We wrote earlier about a Variety advertiser who had their lawsuit – which pitted a film producer against the Hollywood trade, who had given said producer’s film a bad review while he had an advertising buy in-progress with Variety – tossed out of court. Well! It’d seem that they case is over, but such is not the case! As the producers have written a pissed off letter about the judge’s decision. Want to read it?


We disagree with the judge’s ruling.

Why: This is not a complaint about Variety’s right to release a review. This is a complaint about the questionable business practices of Variety. It is a complaint about Variety approaching Calibra and persuading it to become Calibra’s exclusive media partner by paying $400,000 to Variety. It is a complaint about Variety taking money from the film’s producers and promising to help obtain distribution for the film and help obtain an Academy Award nomination for Roy Scheider.

We have alleged that Variety breached the agreement and committed fraud by claiming that they would be Calibra’s exclusive media partner and assist Calibra when in fact their questionable business practices severely undermined the film.

Variety is attempting to hide behind their alleged first amendment rights. It is unconscionable that Variety would hide behind their first amendment right in order to perpetrate their unfair business practices on unsuspecting filmmakers.

This is a case of first impression, not protected by the first amendment rights, and we expect to prevail in the Court of Appeal.

In the meantime, my client is requesting equal access to Variety’s newspaper so that Calibra may have an equal opportunity to rebut their statement of today.

With the exception of Joshua Newton being described as the film’s writer, director, producer and editor, all of the other statements in today’s VARIETY article are either false or misleading.

Please note that contrary to VARIETY’s assertion, “IRON CROSS” has not yet been distributed either theatrically or on home video.

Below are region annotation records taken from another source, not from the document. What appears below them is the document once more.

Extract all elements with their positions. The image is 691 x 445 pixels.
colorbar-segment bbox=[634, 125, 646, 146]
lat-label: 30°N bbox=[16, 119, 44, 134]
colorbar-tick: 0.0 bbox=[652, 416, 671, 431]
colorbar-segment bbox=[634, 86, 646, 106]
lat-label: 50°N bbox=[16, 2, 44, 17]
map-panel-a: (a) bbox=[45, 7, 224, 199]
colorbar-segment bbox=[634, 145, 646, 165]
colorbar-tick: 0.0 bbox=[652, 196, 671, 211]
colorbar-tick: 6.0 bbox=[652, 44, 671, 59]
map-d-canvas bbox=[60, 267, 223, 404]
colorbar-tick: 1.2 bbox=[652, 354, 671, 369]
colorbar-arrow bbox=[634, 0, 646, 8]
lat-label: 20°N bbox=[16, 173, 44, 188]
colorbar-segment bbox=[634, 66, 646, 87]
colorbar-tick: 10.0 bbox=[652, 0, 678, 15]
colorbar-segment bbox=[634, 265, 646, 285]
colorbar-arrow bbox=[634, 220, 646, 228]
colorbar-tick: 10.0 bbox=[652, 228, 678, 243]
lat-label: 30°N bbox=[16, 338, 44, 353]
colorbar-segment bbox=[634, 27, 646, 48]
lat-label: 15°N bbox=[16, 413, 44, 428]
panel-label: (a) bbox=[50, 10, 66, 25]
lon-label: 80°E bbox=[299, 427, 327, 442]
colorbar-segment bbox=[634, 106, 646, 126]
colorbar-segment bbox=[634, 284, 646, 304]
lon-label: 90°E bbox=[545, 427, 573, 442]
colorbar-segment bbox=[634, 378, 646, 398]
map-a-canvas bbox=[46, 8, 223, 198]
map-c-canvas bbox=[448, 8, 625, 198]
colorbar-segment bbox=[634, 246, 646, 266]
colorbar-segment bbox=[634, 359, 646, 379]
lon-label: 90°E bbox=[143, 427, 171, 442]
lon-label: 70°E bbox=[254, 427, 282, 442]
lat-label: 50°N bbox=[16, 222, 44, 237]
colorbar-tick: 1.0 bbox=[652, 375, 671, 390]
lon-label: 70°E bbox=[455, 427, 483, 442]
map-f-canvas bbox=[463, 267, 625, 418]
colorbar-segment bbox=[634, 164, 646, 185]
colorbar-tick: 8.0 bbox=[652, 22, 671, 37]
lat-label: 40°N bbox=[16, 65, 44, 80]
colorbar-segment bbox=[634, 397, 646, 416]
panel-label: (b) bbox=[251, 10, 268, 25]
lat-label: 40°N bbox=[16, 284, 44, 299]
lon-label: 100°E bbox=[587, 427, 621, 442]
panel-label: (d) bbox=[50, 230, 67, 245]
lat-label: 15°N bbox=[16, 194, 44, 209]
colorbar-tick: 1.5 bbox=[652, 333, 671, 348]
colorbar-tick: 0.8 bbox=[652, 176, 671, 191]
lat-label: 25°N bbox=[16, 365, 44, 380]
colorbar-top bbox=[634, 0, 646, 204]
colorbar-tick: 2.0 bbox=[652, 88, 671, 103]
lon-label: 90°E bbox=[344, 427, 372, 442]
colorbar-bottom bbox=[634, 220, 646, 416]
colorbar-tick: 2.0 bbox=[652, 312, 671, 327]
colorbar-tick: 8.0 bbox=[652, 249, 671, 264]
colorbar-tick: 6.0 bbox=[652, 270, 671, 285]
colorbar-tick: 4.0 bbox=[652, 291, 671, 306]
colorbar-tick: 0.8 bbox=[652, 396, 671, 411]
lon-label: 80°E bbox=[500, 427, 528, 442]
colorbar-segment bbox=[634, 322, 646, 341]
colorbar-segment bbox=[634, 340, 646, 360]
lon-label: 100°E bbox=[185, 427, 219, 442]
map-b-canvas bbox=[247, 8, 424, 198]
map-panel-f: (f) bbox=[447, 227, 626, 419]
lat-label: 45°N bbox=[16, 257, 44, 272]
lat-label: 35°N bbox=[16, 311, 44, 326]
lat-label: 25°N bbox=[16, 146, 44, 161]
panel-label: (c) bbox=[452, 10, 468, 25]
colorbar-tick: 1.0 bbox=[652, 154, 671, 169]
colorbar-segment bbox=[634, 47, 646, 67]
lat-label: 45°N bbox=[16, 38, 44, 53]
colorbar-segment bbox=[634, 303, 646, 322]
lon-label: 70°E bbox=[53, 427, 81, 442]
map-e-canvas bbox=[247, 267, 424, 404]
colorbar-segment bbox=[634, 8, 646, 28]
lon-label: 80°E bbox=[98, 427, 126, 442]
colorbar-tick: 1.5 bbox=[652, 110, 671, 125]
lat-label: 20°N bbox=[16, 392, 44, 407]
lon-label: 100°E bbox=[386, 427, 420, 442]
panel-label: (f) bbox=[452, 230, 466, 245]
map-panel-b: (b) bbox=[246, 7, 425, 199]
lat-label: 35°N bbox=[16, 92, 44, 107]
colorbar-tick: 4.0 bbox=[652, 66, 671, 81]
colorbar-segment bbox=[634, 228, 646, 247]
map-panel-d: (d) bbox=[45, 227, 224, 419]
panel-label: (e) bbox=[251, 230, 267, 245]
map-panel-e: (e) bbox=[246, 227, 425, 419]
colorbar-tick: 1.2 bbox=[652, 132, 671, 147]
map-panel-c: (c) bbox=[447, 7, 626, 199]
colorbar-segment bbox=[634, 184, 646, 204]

The film had a special one-week engagement in Los Angeles intended for Academy Award qualification purposes December 18-24, 2009.

So, basically, they’re now trying to sue someone for selling them on an ad deal. The producers of “‘IRON CROSS'” need to realize that if Variety had a dollar for every time someone didn’t get results from advertising with Variety, they might not have to put up a paywall that makes their advertising even more difficult to see. Also, you’re trying to sue the person who sold you on this ad buy? No. Oh no. You should be hiring that guy. We should be hiring that guy. He managed to convince someone to spend hundreds of thousands of dollars to sell something that apparently wasn’t worth selling! That takes talent…or a really solid salesman.


*The Variety version of this headline, I believe, is HACK PROD THINKS HE’S GOD, BAD AD BUY BOILS OVER.